Last night I wrapped up Telling:  A Memoir of Rape and Recovery by Patricia Weaver Francisco.  This is a beautifully written memoir about the author's long, slow journey to recovery after a man broke into her apartment raped her (BTW, I just had to edit that last sentence because the first version I wrote said "after she was raped."  Notice the passive voice: she was raped?  It lets the rapist off the hook, doesn't it?)  It's a book that gives me a nudge toward writing about my life after illness -- not that I would compare chronic illness with the experience of rape (not in a million years!), but I can imagine writing a book like this.  One that traces the journey; that looks through lenses of memory, family, landscape, and literature; that tells an honest but redeeming story about loss and eventual restoration, or at least a new, more livable, normal.

And, lest I rest too much on my mama laurels, I have pulled Discipline For Life:  Getting It Right With Children by Madelyn Swift back off the shelf.  There are only three parenting books I've ever found useful, and this is one of them.  It's all about long-term goals, rather than short-term you-better-do-what-I-say-right-now-dammit!  Her watch words are:  "You do it, you own it."  And she's a proponent of giving choices to children, and of logical, related consequences.  To wit, "You can stop riding your tricycle into the wall and ride it around the driveway.  Or you can choose to keep riding it into the wall and then I'll have to put it away for the day."  As with any parenting strategy, it's much easier on the page than in real life (please, would someone tell me the logical consequence for refusing to drink one's milk for the 77,589th time!?), but it's a philosophy I can buy into, unlike those promoted in all of the Raise A Perfect Child in Three Easy Steps books that are out there.

Up next:

MacBook Pro Portable Genius by Brad Miser, because I'm pretty sure I'm only using about 1% of the functionality of this gorgeous machine on which I write.  The River Wife a novel by Jonis Agee, because everybody needs a good story to escape into.  And for poems, Jane Kenyon's Collected.

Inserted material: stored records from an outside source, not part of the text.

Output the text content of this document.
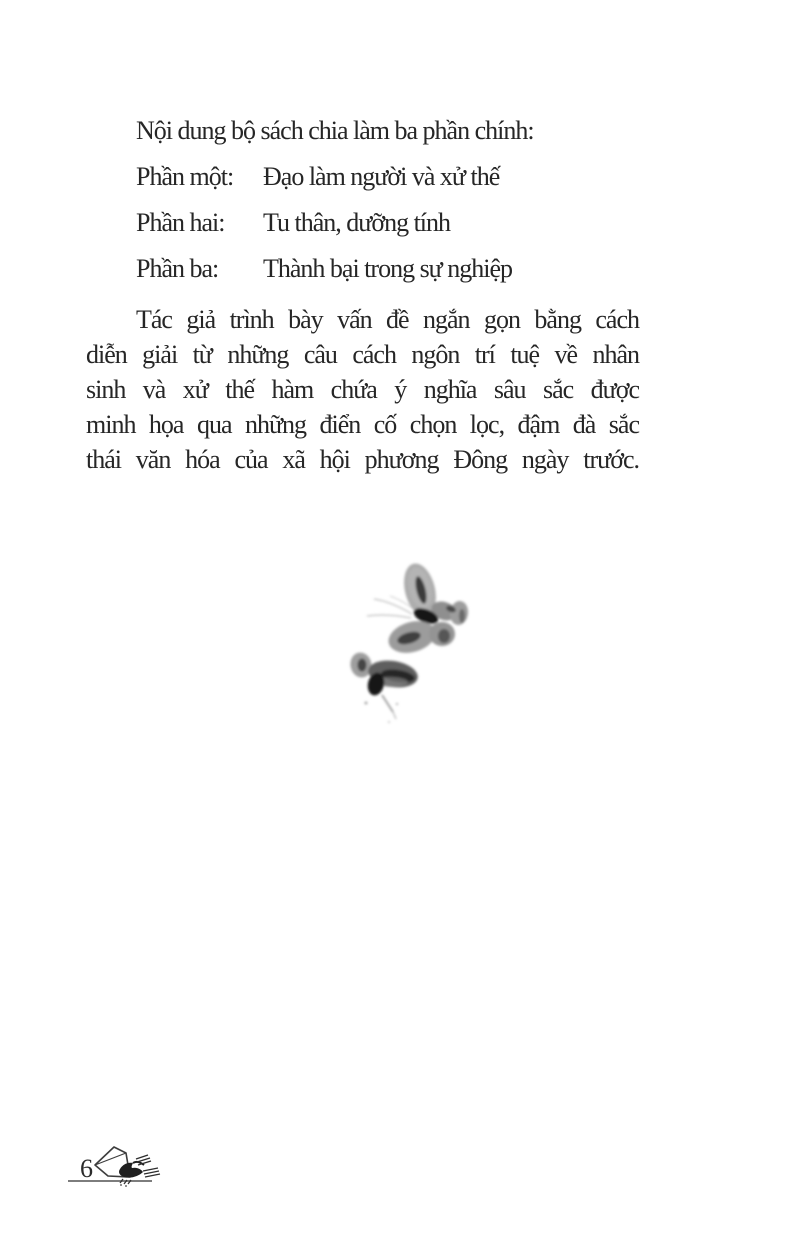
Nội dung bộ sách chia làm ba phần chính:

Phần một:	Đạo làm người và xử thế
Phần hai:	Tu thân, dưỡng tính
Phần ba:	Thành bại trong sự nghiệp
Tác giả trình bày vấn đề ngắn gọn bằng cách
diễn giải từ những câu cách ngôn trí tuệ về nhân
sinh và xử thế hàm chứa ý nghĩa sâu sắc được
minh họa qua những điển cố chọn lọc, đậm đà sắc
thái văn hóa của xã hội phương Đông ngày trước.
6
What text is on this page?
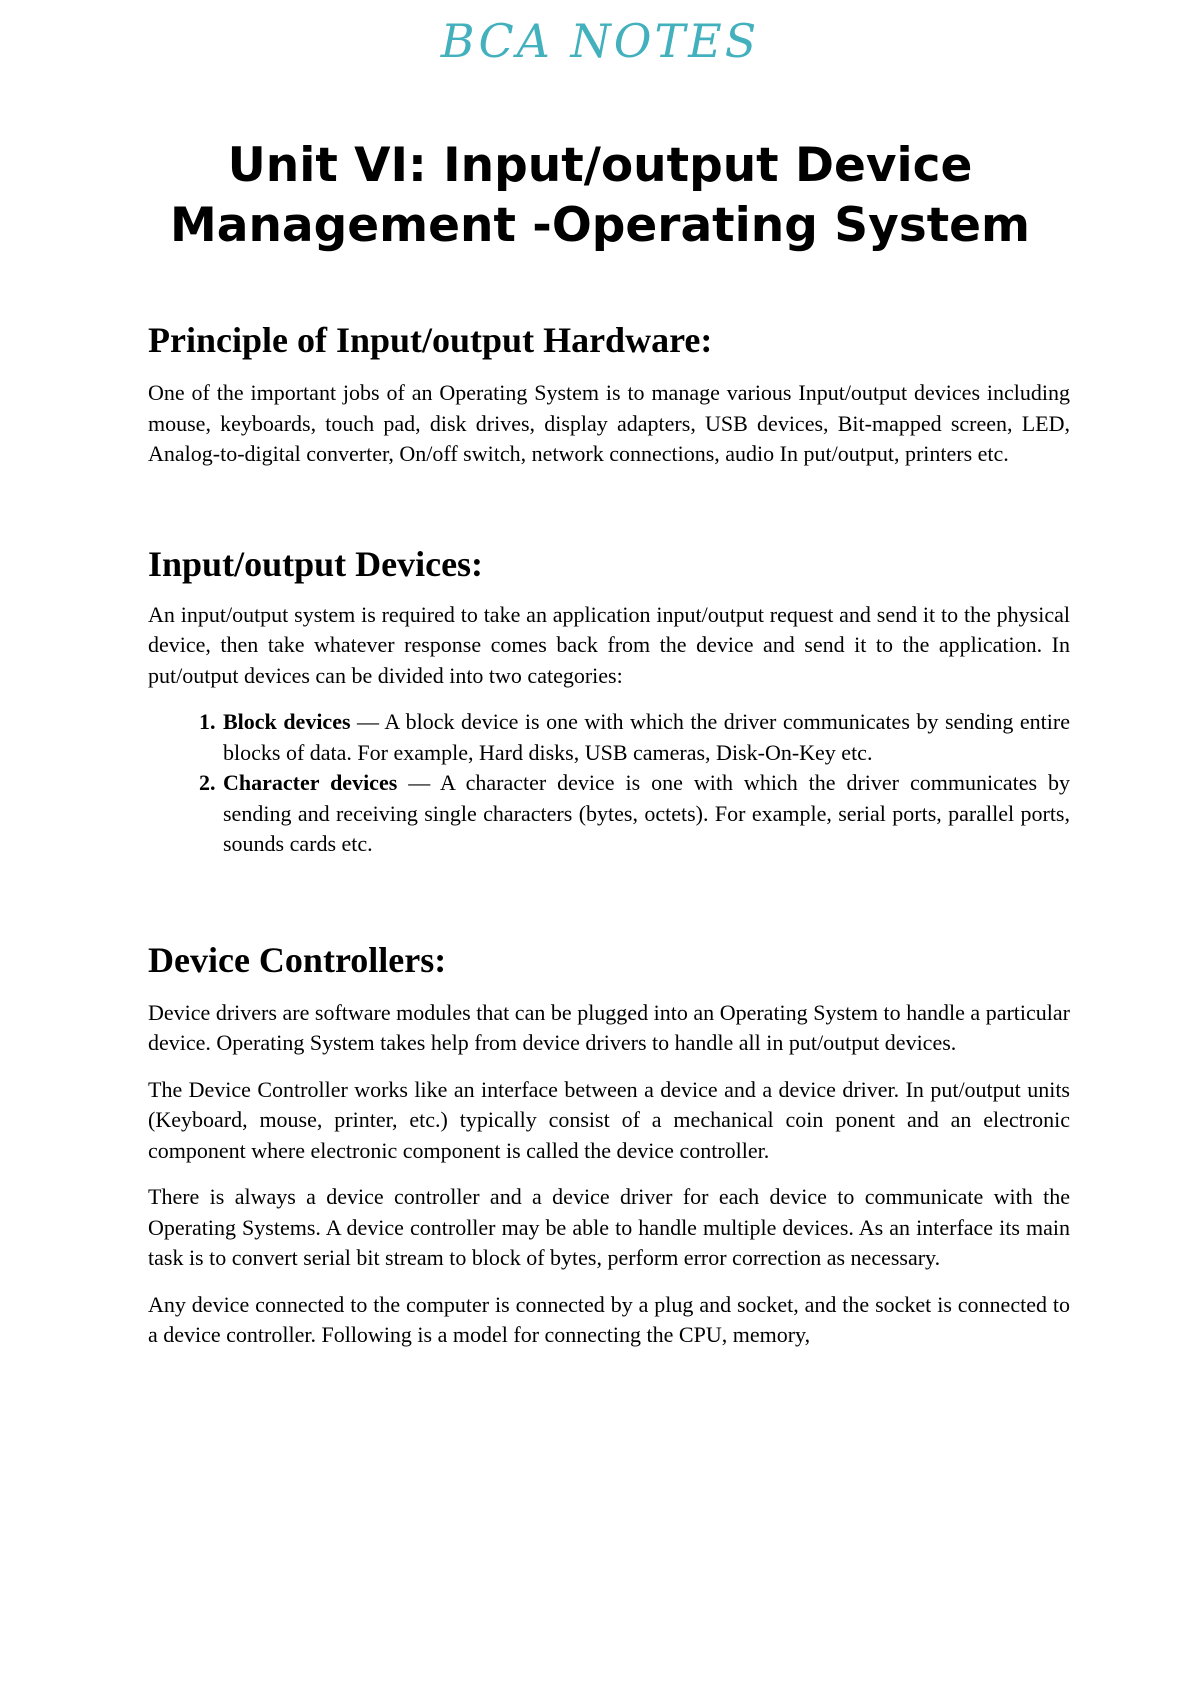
BCA NOTES
Unit VI: Input/output Device
Management -Operating System
Principle of Input/output Hardware:

One of the important jobs of an Operating System is to manage various Input/output devices including mouse, keyboards, touch pad, disk drives, display adapters, USB devices, Bit-mapped screen, LED, Analog-to-digital converter, On/off switch, network connections, audio In put/output, printers etc.

Input/output Devices:

An input/output system is required to take an application input/output request and send it to the physical device, then take whatever response comes back from the device and send it to the application. In put/output devices can be divided into two categories:

1. Block devices — A block device is one with which the driver communicates by sending entire blocks of data. For example, Hard disks, USB cameras, Disk-On-Key etc.
2. Character devices — A character device is one with which the driver communicates by sending and receiving single characters (bytes, octets). For example, serial ports, parallel ports, sounds cards etc.
Device Controllers:

Device drivers are software modules that can be plugged into an Operating System to handle a particular device. Operating System takes help from device drivers to handle all in put/output devices.

The Device Controller works like an interface between a device and a device driver. In put/output units (Keyboard, mouse, printer, etc.) typically consist of a mechanical coin ponent and an electronic component where electronic component is called the device controller.

There is always a device controller and a device driver for each device to communicate with the Operating Systems. A device controller may be able to handle multiple devices. As an interface its main task is to convert serial bit stream to block of bytes, perform error correction as necessary.

Any device connected to the computer is connected by a plug and socket, and the socket is connected to a device controller. Following is a model for connecting the CPU, memory,
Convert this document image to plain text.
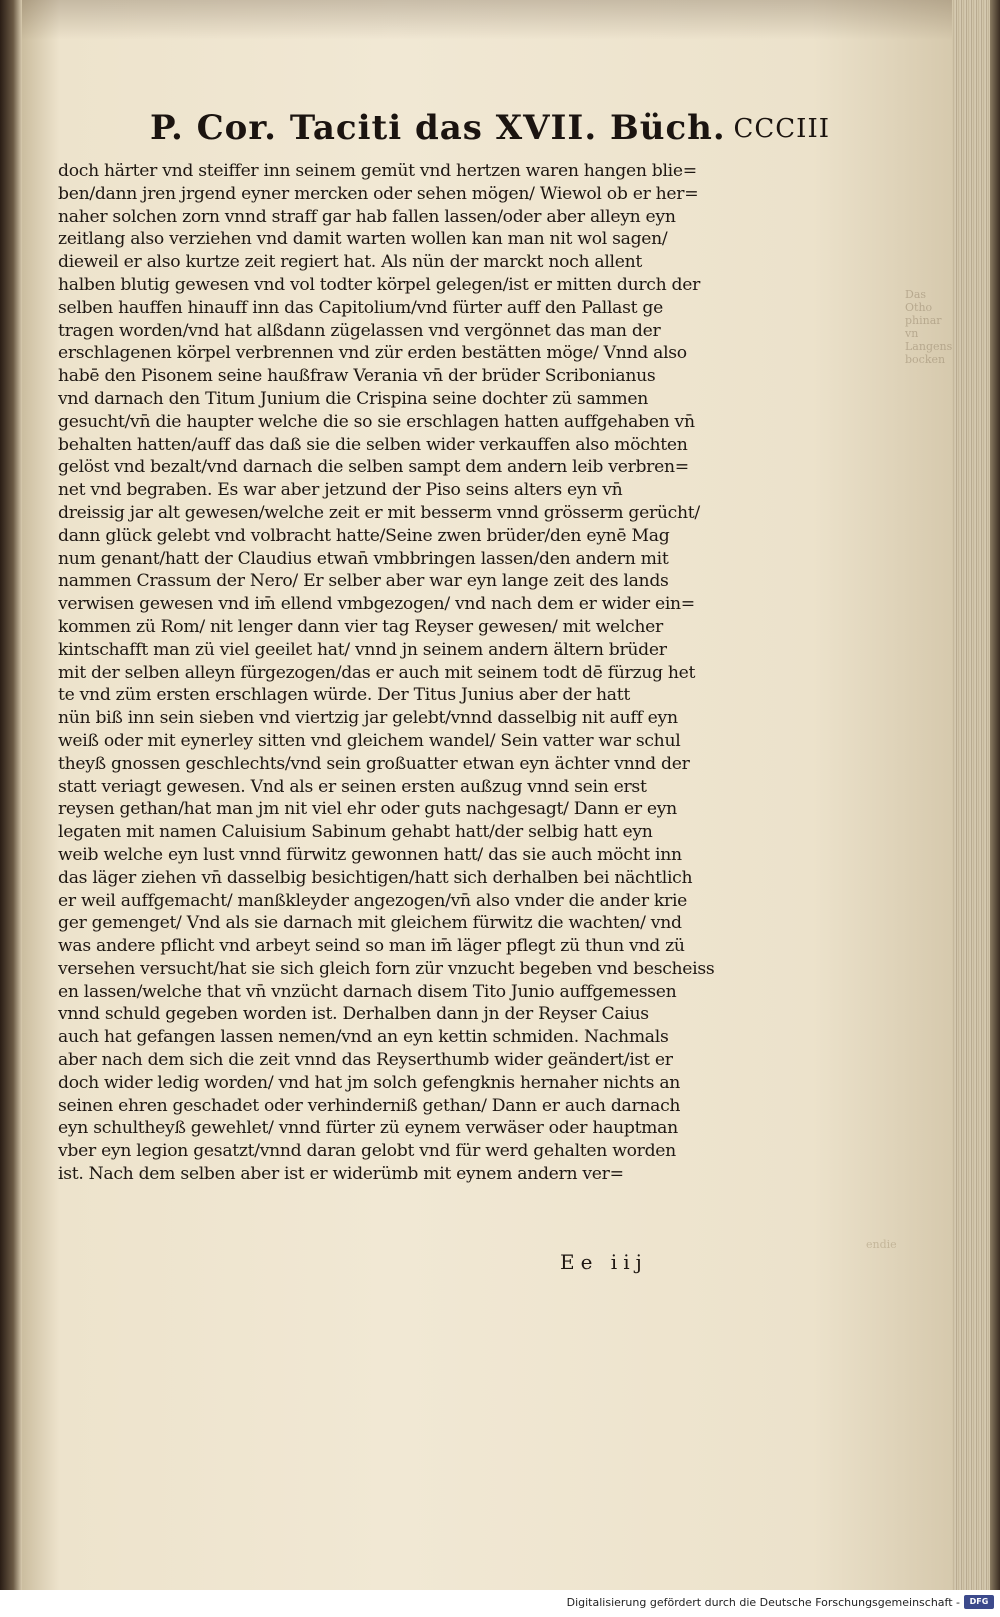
P. Cor. Taciti das XVII. Büch. CCCIII
doch härter vnd steiffer inn seinem gemüt vnd hertzen waren hangen blie=
ben/dann jren jrgend eyner mercken oder sehen mögen/ Wiewol ob er her=
naher solchen zorn vnnd straff gar hab fallen lassen/oder aber alleyn eyn
zeitlang also verziehen vnd damit warten wollen kan man nit wol sagen/
dieweil er also kurtze zeit regiert hat. Als nün der marckt noch allent
halben blutig gewesen vnd vol todter körpel gelegen/ist er mitten durch der
selben hauffen hinauff inn das Capitolium/vnd fürter auff den Pallast ge
tragen worden/vnd hat alßdann zügelassen vnd vergönnet das man der
erschlagenen körpel verbrennen vnd zür erden bestätten möge/ Vnnd also
habē den Pisonem seine haußfraw Verania vn̄ der brüder Scribonianus
vnd darnach den Titum Junium die Crispina seine dochter zü sammen
gesucht/vn̄ die haupter welche die so sie erschlagen hatten auffgehaben vn̄
behalten hatten/auff das daß sie die selben wider verkauffen also möchten
gelöst vnd bezalt/vnd darnach die selben sampt dem andern leib verbren=
net vnd begraben. Es war aber jetzund der Piso seins alters eyn vn̄
dreissig jar alt gewesen/welche zeit er mit besserm vnnd grösserm gerücht/
dann glück gelebt vnd volbracht hatte/Seine zwen brüder/den eynē Mag
num genant/hatt der Claudius etwan̄ vmbbringen lassen/den andern mit
nammen Crassum der Nero/ Er selber aber war eyn lange zeit des lands
verwisen gewesen vnd im̄ ellend vmbgezogen/ vnd nach dem er wider ein=
kommen zü Rom/ nit lenger dann vier tag Reyser gewesen/ mit welcher
kintschafft man zü viel geeilet hat/ vnnd jn seinem andern ältern brüder
mit der selben alleyn fürgezogen/das er auch mit seinem todt dē fürzug het
te vnd züm ersten erschlagen würde. Der Titus Junius aber der hatt
nün biß inn sein sieben vnd viertzig jar gelebt/vnnd dasselbig nit auff eyn
weiß oder mit eynerley sitten vnd gleichem wandel/ Sein vatter war schul
theyß gnossen geschlechts/vnd sein großuatter etwan eyn ächter vnnd der
statt veriagt gewesen. Vnd als er seinen ersten außzug vnnd sein erst
reysen gethan/hat man jm nit viel ehr oder guts nachgesagt/ Dann er eyn
legaten mit namen Caluisium Sabinum gehabt hatt/der selbig hatt eyn
weib welche eyn lust vnnd fürwitz gewonnen hatt/ das sie auch möcht inn
das läger ziehen vn̄ dasselbig besichtigen/hatt sich derhalben bei nächtlich
er weil auffgemacht/ manßkleyder angezogen/vn̄ also vnder die ander krie
ger gemenget/ Vnd als sie darnach mit gleichem fürwitz die wachten/ vnd
was andere pflicht vnd arbeyt seind so man im̄ läger pflegt zü thun vnd zü
versehen versucht/hat sie sich gleich forn zür vnzucht begeben vnd bescheiss
en lassen/welche that vn̄ vnzücht darnach disem Tito Junio auffgemessen
vnnd schuld gegeben worden ist. Derhalben dann jn der Reyser Caius
auch hat gefangen lassen nemen/vnd an eyn kettin schmiden. Nachmals
aber nach dem sich die zeit vnnd das Reyserthumb wider geändert/ist er
doch wider ledig worden/ vnd hat jm solch gefengknis hernaher nichts an
seinen ehren geschadet oder verhinderniß gethan/ Dann er auch darnach
eyn schultheyß gewehlet/ vnnd fürter zü eynem verwäser oder hauptman
vber eyn legion gesatzt/vnnd daran gelobt vnd für werd gehalten worden
ist. Nach dem selben aber ist er widerümb mit eynem andern ver=
Das Otho
phinar vn
Langens
bocken
endie
Ee iij
Digitalisierung gefördert durch die Deutsche Forschungsgemeinschaft -	DFG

Happy summer reading to all of you.

3 comments:

ljchicago said...

What are the two other parenting books you recommend? I would love to know. Hope you are having a great time.

Minga said...

How did you happen to have enough energy to post after the busy days of your vacation? You amaze me-Minga

Molly said...

Minga, Blogger has a nifty little tool that let's a person write an entry in advance and tell it to post on a certain day. So, I wrote this post a couple of weeks ago and then scheduled it out. Now my secret's out :).

ljchicago, I will write up a little post about the other books -- hopefully sometime this week!